We have an asset-backed revolving credit facility (the ‘‘revolving credit facility’’), which is discussed in more
detail below, with a potential borrowing availability of $75.0 million. There were no borrowings outstanding
on this line of credit at December 31, 2011.

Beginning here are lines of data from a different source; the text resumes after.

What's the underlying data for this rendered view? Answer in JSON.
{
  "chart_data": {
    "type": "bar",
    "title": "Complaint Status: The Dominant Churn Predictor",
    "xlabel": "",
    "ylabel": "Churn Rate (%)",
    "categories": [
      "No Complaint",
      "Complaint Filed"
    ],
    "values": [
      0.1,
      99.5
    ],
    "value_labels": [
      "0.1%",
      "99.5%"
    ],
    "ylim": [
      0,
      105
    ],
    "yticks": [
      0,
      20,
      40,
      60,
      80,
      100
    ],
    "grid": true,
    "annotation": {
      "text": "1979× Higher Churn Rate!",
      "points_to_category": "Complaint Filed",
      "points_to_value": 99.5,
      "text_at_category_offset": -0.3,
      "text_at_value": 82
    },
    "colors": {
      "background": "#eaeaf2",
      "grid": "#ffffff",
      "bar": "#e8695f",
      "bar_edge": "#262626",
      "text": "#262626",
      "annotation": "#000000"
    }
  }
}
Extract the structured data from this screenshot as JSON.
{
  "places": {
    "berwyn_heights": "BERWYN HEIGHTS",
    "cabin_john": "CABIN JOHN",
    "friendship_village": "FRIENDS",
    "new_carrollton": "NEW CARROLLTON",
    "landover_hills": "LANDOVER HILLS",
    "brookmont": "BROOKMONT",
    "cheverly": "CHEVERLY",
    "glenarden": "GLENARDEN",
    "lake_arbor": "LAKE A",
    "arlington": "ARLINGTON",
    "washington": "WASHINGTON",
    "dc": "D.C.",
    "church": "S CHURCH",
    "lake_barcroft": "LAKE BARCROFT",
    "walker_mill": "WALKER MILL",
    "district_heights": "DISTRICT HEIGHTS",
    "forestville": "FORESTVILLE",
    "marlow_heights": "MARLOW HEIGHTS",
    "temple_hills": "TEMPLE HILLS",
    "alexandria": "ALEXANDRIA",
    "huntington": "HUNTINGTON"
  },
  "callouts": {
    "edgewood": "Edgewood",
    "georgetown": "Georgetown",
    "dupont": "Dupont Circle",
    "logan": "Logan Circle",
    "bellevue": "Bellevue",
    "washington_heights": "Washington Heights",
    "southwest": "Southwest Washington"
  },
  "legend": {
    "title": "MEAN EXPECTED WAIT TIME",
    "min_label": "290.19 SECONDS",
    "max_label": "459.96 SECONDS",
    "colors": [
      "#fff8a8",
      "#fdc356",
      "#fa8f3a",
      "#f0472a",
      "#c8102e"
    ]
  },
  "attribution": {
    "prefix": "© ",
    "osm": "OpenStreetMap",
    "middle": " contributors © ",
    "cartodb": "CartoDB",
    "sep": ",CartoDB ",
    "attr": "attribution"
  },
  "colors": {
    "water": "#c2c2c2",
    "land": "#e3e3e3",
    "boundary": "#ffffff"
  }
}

We do not expect our accumulated deficit of $162.5 million at December 31, 2011 to be indicative of our
future ability to generate cash flow, given our anticipated cash flows from operations and the availability of
our revolving credit facility.
Future capital expenditures are primarily planned for new product development and purchases related to the
upgrading of our information technology capabilities. We expect that capital expenditures in 2012, including
those for capitalized content and website development costs, will be funded with cash flows generated by
operations. Capital expenditures were $19.9 million for 2011, $22.5 million for 2010 including a $5.4 million
purchase of intangible assets, and $14.6 million for 2009, which included a $0.2 million purchase of
intangible assets.
We believe that cash on hand, cash flow from operations and amounts available under our revolving credit
facility will provide adequate funds for our foreseeable working capital needs and planned capital expenditures
over the next twelve months. Our ability to fund our working capital needs and planned capital expenditures,
as well as our ability to comply with all of the financial covenants of our revolving credit facility, depend on
our future operating performance and cash flows, which in turn are subject to prevailing economic conditions.